Assessment in anesthesia has traditionally been focused on evaluating clinical practice, patient interaction, and critical situation analysis at the end of the learning process [49]. However, it is crucial to prioritize real-time, sequential, and progressive process assessment; personalized learning; and feedback throughout this process [62].

4.1 Entrustable professional activities (EPAs) and assessment

The emergence of Entrustable Professional Activities (EPAs) has led to a call for change in medical and health profession curricula. EPAs are units of clinical practice, tasks, or responsibilities that students can perform without supervision once they have achieved the desired competency [28, 63, 64, 65]. Each EPA incorporates domains and subdomains of general competencies, integrated with specific content from the curriculum’s educational programs. Didactic activities are designed from concrete daily experiences in clinical practice at different levels depending on the year of study [28, 64, 65]. Three strategies, namely, situated learning, deliberate practice, and reflection, are used to help students achieve reliable clinical activities [66].

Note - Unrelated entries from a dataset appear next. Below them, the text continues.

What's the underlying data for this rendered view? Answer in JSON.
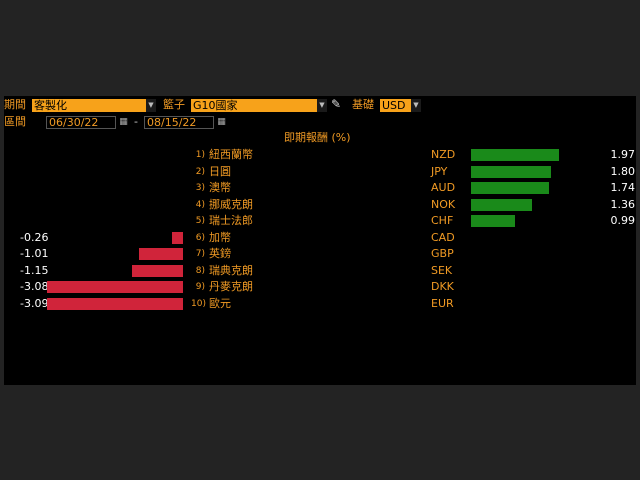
{
  "controls": {
    "period_label": "期間",
    "period_value": "客製化",
    "basket_label": "籃子",
    "basket_value": "G10國家",
    "base_label": "基礎",
    "base_value": "USD",
    "range_label": "區間",
    "start_date": "06/30/22",
    "date_separator": "-",
    "end_date": "08/15/22"
  },
  "chart_title": "即期報酬 (%)",
  "colors": {
    "positive": "#1a8a1a",
    "negative": "#d0243a",
    "accent": "#f09a24"
  },
  "chart_data": {
    "type": "bar",
    "title": "即期報酬 (%)",
    "rows": [
      {
        "rank": "1)",
        "name": "紐西蘭幣",
        "code": "NZD",
        "value": 1.97,
        "label": "1.97"
      },
      {
        "rank": "2)",
        "name": "日圓",
        "code": "JPY",
        "value": 1.8,
        "label": "1.80"
      },
      {
        "rank": "3)",
        "name": "澳幣",
        "code": "AUD",
        "value": 1.74,
        "label": "1.74"
      },
      {
        "rank": "4)",
        "name": "挪威克朗",
        "code": "NOK",
        "value": 1.36,
        "label": "1.36"
      },
      {
        "rank": "5)",
        "name": "瑞士法郎",
        "code": "CHF",
        "value": 0.99,
        "label": "0.99"
      },
      {
        "rank": "6)",
        "name": "加幣",
        "code": "CAD",
        "value": -0.26,
        "label": "-0.26"
      },
      {
        "rank": "7)",
        "name": "英鎊",
        "code": "GBP",
        "value": -1.01,
        "label": "-1.01"
      },
      {
        "rank": "8)",
        "name": "瑞典克朗",
        "code": "SEK",
        "value": -1.15,
        "label": "-1.15"
      },
      {
        "rank": "9)",
        "name": "丹麥克朗",
        "code": "DKK",
        "value": -3.08,
        "label": "-3.08"
      },
      {
        "rank": "10)",
        "name": "歐元",
        "code": "EUR",
        "value": -3.09,
        "label": "-3.09"
      }
    ]
  }
}
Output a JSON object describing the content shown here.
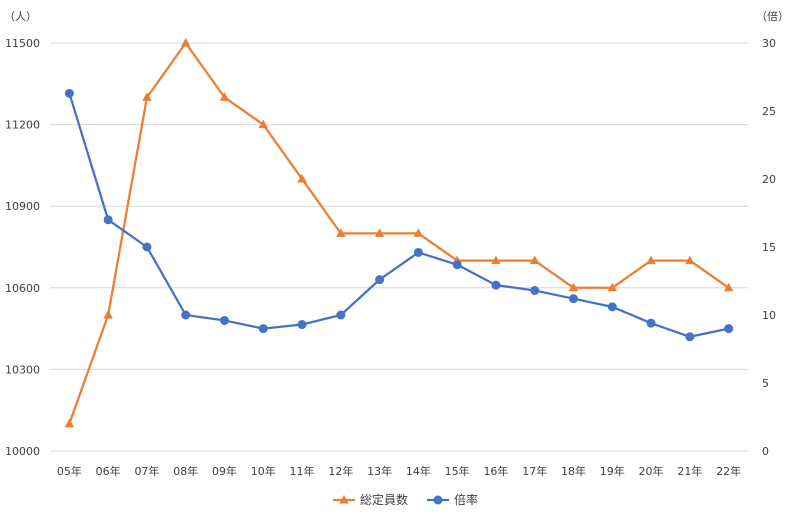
{
  "chart_data": {
    "type": "line",
    "categories": [
      "05年",
      "06年",
      "07年",
      "08年",
      "09年",
      "10年",
      "11年",
      "12年",
      "13年",
      "14年",
      "15年",
      "16年",
      "17年",
      "18年",
      "19年",
      "20年",
      "21年",
      "22年"
    ],
    "series": [
      {
        "name": "総定員数",
        "axis": "left",
        "color": "#ed7d31",
        "marker": "triangle",
        "values": [
          10100,
          10500,
          11300,
          11500,
          11300,
          11200,
          11000,
          10800,
          10800,
          10800,
          10700,
          10700,
          10700,
          10600,
          10600,
          10700,
          10700,
          10600
        ]
      },
      {
        "name": "倍率",
        "axis": "right",
        "color": "#4472c4",
        "marker": "circle",
        "values": [
          26.3,
          17.0,
          15.0,
          10.0,
          9.6,
          9.0,
          9.3,
          10.0,
          12.6,
          14.6,
          13.7,
          12.2,
          11.8,
          11.2,
          10.6,
          9.4,
          8.4,
          9.0
        ]
      }
    ],
    "y_left": {
      "unit": "（人）",
      "min": 10000,
      "max": 11500,
      "ticks": [
        10000,
        10300,
        10600,
        10900,
        11200,
        11500
      ]
    },
    "y_right": {
      "unit": "（倍）",
      "min": 0,
      "max": 30,
      "ticks": [
        0,
        5,
        10,
        15,
        20,
        25,
        30
      ]
    },
    "grid": true,
    "legend_position": "bottom"
  }
}
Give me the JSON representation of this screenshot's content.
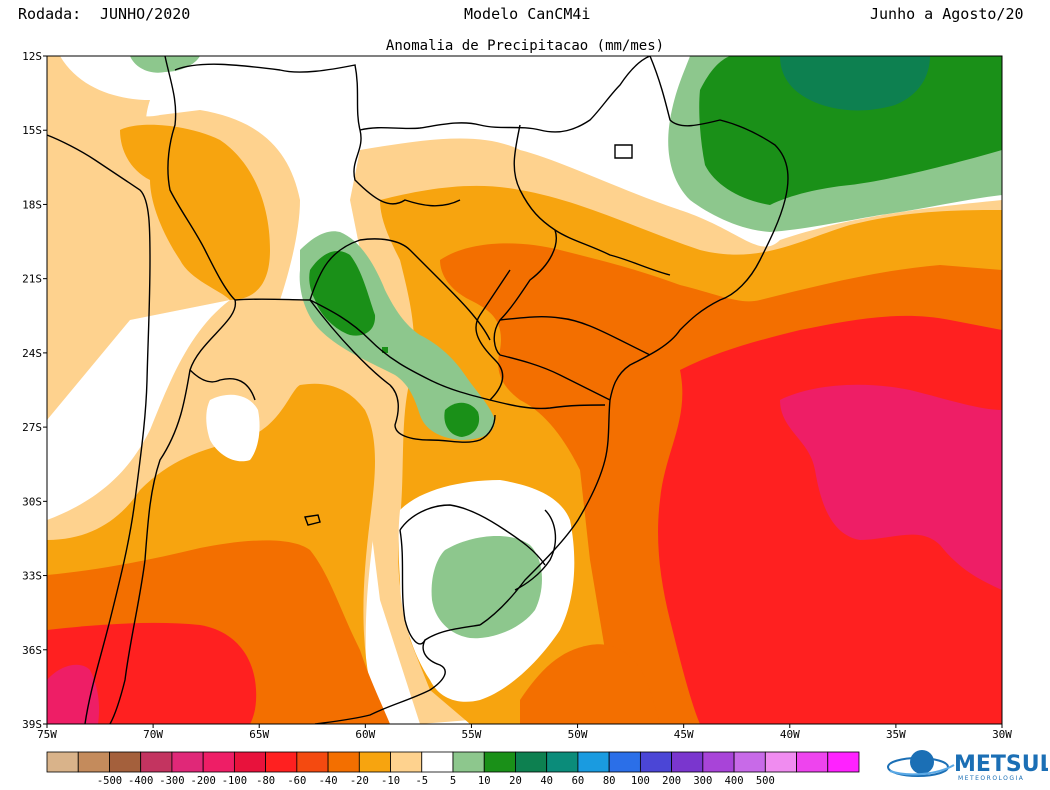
{
  "header": {
    "run_label": "Rodada:",
    "run_value": "JUNHO/2020",
    "model": "Modelo CanCM4i",
    "period": "Junho a Agosto/20"
  },
  "subtitle": "Anomalia de Precipitacao (mm/mes)",
  "map": {
    "lat_labels": [
      "12S",
      "15S",
      "18S",
      "21S",
      "24S",
      "27S",
      "30S",
      "33S",
      "36S",
      "39S"
    ],
    "lon_labels": [
      "75W",
      "70W",
      "65W",
      "60W",
      "55W",
      "50W",
      "45W",
      "40W",
      "35W",
      "30W"
    ],
    "extent": {
      "lon_min": -75,
      "lon_max": -30,
      "lat_min": -39,
      "lat_max": -12
    }
  },
  "legend": {
    "colors": [
      "#d9b38a",
      "#c48b5c",
      "#a4603c",
      "#c33460",
      "#e02878",
      "#ee1e66",
      "#e8123c",
      "#ff2020",
      "#f44a10",
      "#f36f00",
      "#f7a40f",
      "#fed28e",
      "#ffffff",
      "#8dc78d",
      "#1a9018",
      "#0d8050",
      "#0b8c7a",
      "#1a9be0",
      "#2b6fe8",
      "#4b46d6",
      "#7a36ce",
      "#a844d8",
      "#c86ae8",
      "#f08cf0",
      "#ee44ee",
      "#ff22ff"
    ],
    "labels": [
      "-500",
      "-400",
      "-300",
      "-200",
      "-100",
      "-80",
      "-60",
      "-40",
      "-20",
      "-10",
      "-5",
      "5",
      "10",
      "20",
      "40",
      "60",
      "80",
      "100",
      "200",
      "300",
      "400",
      "500"
    ]
  },
  "logo": {
    "name": "METSUL",
    "tagline": "METEOROLOGIA",
    "icon": "globe-swoosh-icon",
    "color": "#1b6fb5"
  },
  "palette": {
    "light_orange": "#fed28e",
    "orange": "#f7a40f",
    "dark_orange": "#f36f00",
    "red_orange": "#f44a10",
    "red": "#ff2020",
    "crimson": "#ee1e66",
    "light_green": "#8dc78d",
    "green": "#1a9018",
    "teal": "#0d8050"
  }
}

EPAs and the Dreyfus and Dreyfus model are complementary frameworks that can assess and guide regional learners’ progress and development. By aligning with competency-based medical education (CBME) principles, EPAs focus on learners’ achievement of specific competencies instead of relying solely on time-based training. EPAs are measurable milestones that demonstrate a trainee’s ability to conduct critical professional activities under appropriate supervision [67, 68]. The Dreyfus and Dreyfus model describes the stages of skill acquisition and expertise development, proposing five stages: Novice, Advanced Beginner, Competent, Proficient, and Expert. According to this model, individuals progress through these stages as they gain experience and expertise in a particular domain [10, 67, 68].

EPAs and the Dreyfus and Dreyfus model complement each other in medical education. EPAs can be mapped to the different stages of the Dreyfus and Dreyfus model. For instance, basic clinical skills required by EPAs might align with the Novice, Advanced, and Beginner stages. In contrast, complex decision-making and management may align with the Competent and Proficient stages [67, 68]. EPAs provide a concrete way to assess learners’ abilities to perform specific professional activities. As learners progress through their training, they can be evaluated against EPAs, and their performance can be compared to the expectations associated with the corresponding Dreyfus and Dreyfus stages. This assessment process enables educators to provide targeted feedback and support for learners at different skill levels [69].

The Dreyfus and Dreyfus model underscores the gradual development of expertise and autonomy. EPAs can serve as markers of a learner’s readiness to take on more responsibility and independence in their clinical practice as they transition from being supervised to being entrusted with certain professional activities [10, 11].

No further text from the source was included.